After a while, Li paused. We put down the stretcher and she rooted through her pack for her phone.

“One bar,” she whispered triumphantly, flashing the screen my way. She dialed 911.

“Hi, we need an ambulance along the shoreline south of San Diego,” said Li, keeping her voice low and flicking her beam around the clearing. “We’re coming out of the forest with a critically injured person.”

The darkness rustled and trilled as Li listened to the voice on the other end.

“No, I don’t have a more precise location,” she said. “Get rolling and I’ll call when we’re out.”

Something trumpeted. The ground shook. Li shut the phone, yanked up her end of the stretcher, and ran. I struggled to keep track of the ground beneath my feet, scarcely avoiding tripping over the branches and vines that zipped into view.

We ran for a long time, until red daggers filled my lungs. At last the trumpeting grew distant, as whatever had chased us gave up or found more promising prey. We kept running: the trees ended up ahead. The incandescent eyes of a Coast Guard tower glimmered through the leaves.

As we stood, blinking and gasping, under the floodlights, an ambulance came barreling down the slope, trailed by several unmarked black vans.
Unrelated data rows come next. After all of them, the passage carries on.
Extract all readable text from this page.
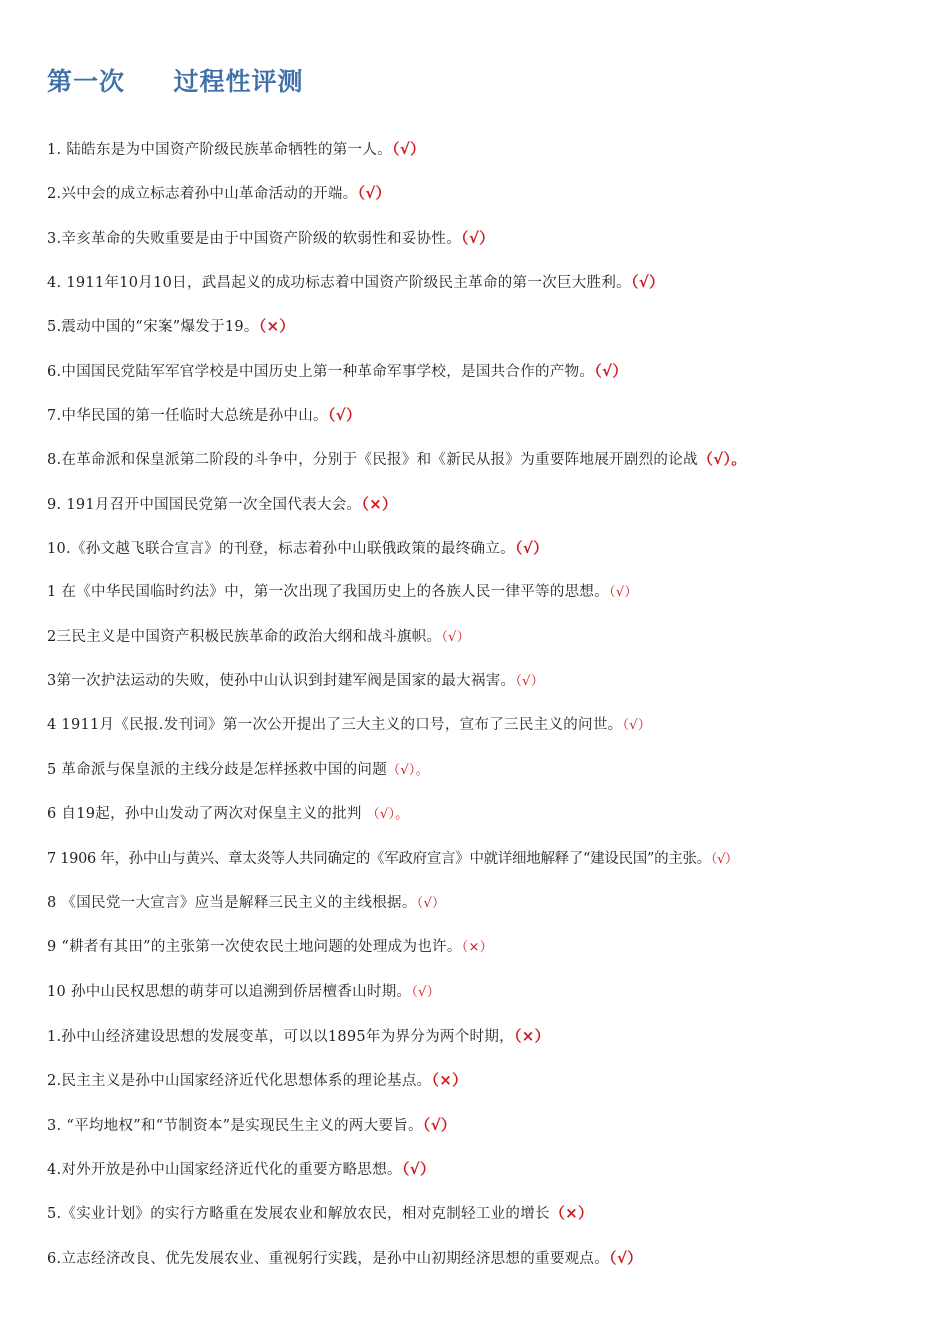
第一次     过程性评测
1. 陆皓东是为中国资产阶级民族革命牺牲的第一人。（√）
2.兴中会的成立标志着孙中山革命活动的开端。（√）
3.辛亥革命的失败重要是由于中国资产阶级的软弱性和妥协性。（√）
4. 1911年10月10日，武昌起义的成功标志着中国资产阶级民主革命的第一次巨大胜利。（√）
5.震动中国的“宋案”爆发于19。（×）
6.中国国民党陆军军官学校是中国历史上第一种革命军事学校，是国共合作的产物。（√）
7.中华民国的第一任临时大总统是孙中山。（√）
8.在革命派和保皇派第二阶段的斗争中，分别于《民报》和《新民从报》为重要阵地展开剧烈的论战（√）。
9. 191月召开中国国民党第一次全国代表大会。（×）
10.《孙文越飞联合宣言》的刊登，标志着孙中山联俄政策的最终确立。（√）
1 在《中华民国临时约法》中，第一次出现了我国历史上的各族人民一律平等的思想。（√）
2三民主义是中国资产积极民族革命的政治大纲和战斗旗帜。（√）
3第一次护法运动的失败，使孙中山认识到封建军阀是国家的最大祸害。（√）
4 1911月《民报.发刊词》第一次公开提出了三大主义的口号，宣布了三民主义的问世。（√）
5 革命派与保皇派的主线分歧是怎样拯救中国的问题（√）。
6 自19起，孙中山发动了两次对保皇主义的批判 （√）。
7 1906 年，孙中山与黄兴、章太炎等人共同确定的《军政府宣言》中就详细地解释了“建设民国”的主张。（√）
8 《国民党一大宣言》应当是解释三民主义的主线根据。（√）
9 “耕者有其田”的主张第一次使农民土地问题的处理成为也许。（×）
10 孙中山民权思想的萌芽可以追溯到侨居檀香山时期。（√）
1.孙中山经济建设思想的发展变革，可以以1895年为界分为两个时期，（×）
2.民主主义是孙中山国家经济近代化思想体系的理论基点。（×）
3. “平均地权”和“节制资本”是实现民生主义的两大要旨。（√）
4.对外开放是孙中山国家经济近代化的重要方略思想。（√）
5.《实业计划》的实行方略重在发展农业和解放农民，相对克制轻工业的增长（×）
6.立志经济改良、优先发展农业、重视躬行实践，是孙中山初期经济思想的重要观点。（√）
Li ripped off her headlamp and ran a hand through her close-cropped hair.

“They already know,” she said.

In a moment we were encircled. Out of the ambulance sprang paramedics, who rushed to Zip and transferred him onto a stretcher of their own. Out of the vans came a dozen men in bulky black body armor. They trained their rifles on us as the paramedics wheeled Zip away.
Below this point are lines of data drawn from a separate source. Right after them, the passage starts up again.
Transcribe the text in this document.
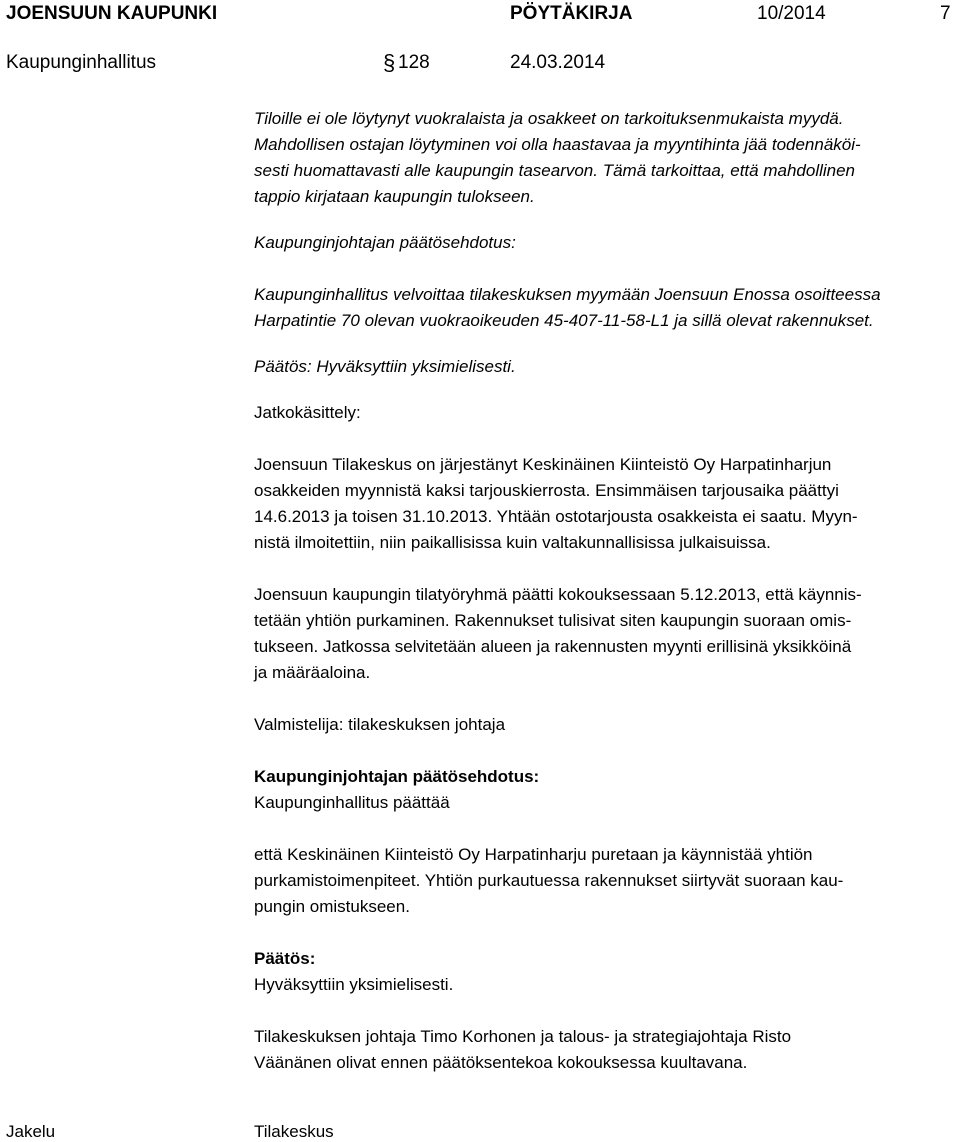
JOENSUUN KAUPUNKI	PÖYTÄKIRJA	10/2014	7
Kaupunginhallitus	§ 128	24.03.2014
Tiloille ei ole löytynyt vuokralaista ja osakkeet on tarkoituksenmukaista myydä.
Mahdollisen ostajan löytyminen voi olla haastavaa ja myyntihinta jää todennäköi-
sesti huomattavasti alle kaupungin tasearvon. Tämä tarkoittaa, että mahdollinen
tappio kirjataan kaupungin tulokseen.
Kaupunginjohtajan päätösehdotus:
Kaupunginhallitus velvoittaa tilakeskuksen myymään Joensuun Enossa osoitteessa
Harpatintie 70 olevan vuokraoikeuden 45-407-11-58-L1 ja sillä olevat rakennukset.
Päätös: Hyväksyttiin yksimielisesti.
Jatkokäsittely:
Joensuun Tilakeskus on järjestänyt Keskinäinen Kiinteistö Oy Harpatinharjun
osakkeiden myynnistä kaksi tarjouskierrosta. Ensimmäisen tarjousaika päättyi
14.6.2013 ja toisen 31.10.2013. Yhtään ostotarjousta osakkeista ei saatu. Myyn-
nistä ilmoitettiin, niin paikallisissa kuin valtakunnallisissa julkaisuissa.
Joensuun kaupungin tilatyöryhmä päätti kokouksessaan 5.12.2013, että käynnis-
tetään yhtiön purkaminen. Rakennukset tulisivat siten kaupungin suoraan omis-
tukseen. Jatkossa selvitetään alueen ja rakennusten myynti erillisinä yksikköinä
ja määräaloina.
Valmistelija: tilakeskuksen johtaja
Kaupunginjohtajan päätösehdotus:
Kaupunginhallitus päättää
että Keskinäinen Kiinteistö Oy Harpatinharju puretaan ja käynnistää yhtiön
purkamistoimenpiteet. Yhtiön purkautuessa rakennukset siirtyvät suoraan kau-
pungin omistukseen.
Päätös:
Hyväksyttiin yksimielisesti.
Tilakeskuksen johtaja Timo Korhonen ja talous- ja strategiajohtaja Risto
Väänänen olivat ennen päätöksentekoa kokouksessa kuultavana.
Jakelu	Tilakeskus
“Drop your weapons,” shouted one of the soldiers, and we obliged, tossing them into a pile: the SCAR, the pistols, and the grapple guns. Li slung her pack to the ground, and I followed suit, rolling my aching shoulders.

“Easy,” I said.

“Hands on your head,” screamed the soldier.

Too tired to protest, I lifted my grimy hands and rested them atop my head. Li crossed her arms across her chest and glared. Looking at her, I dropped my arms back to my sides.

“I said hands on your heads!”

“That’s enough,” said Agent Cooper, stepping out of the rightmost van. “They’re cooperating. Stand down.”

His smile was uncomfortably wide, and I expected a slim tongue to come flickering through the teeth.

“Welcome back,” said Cooper. “We’ll take care of Mr. Chase. But you two are coming with me.”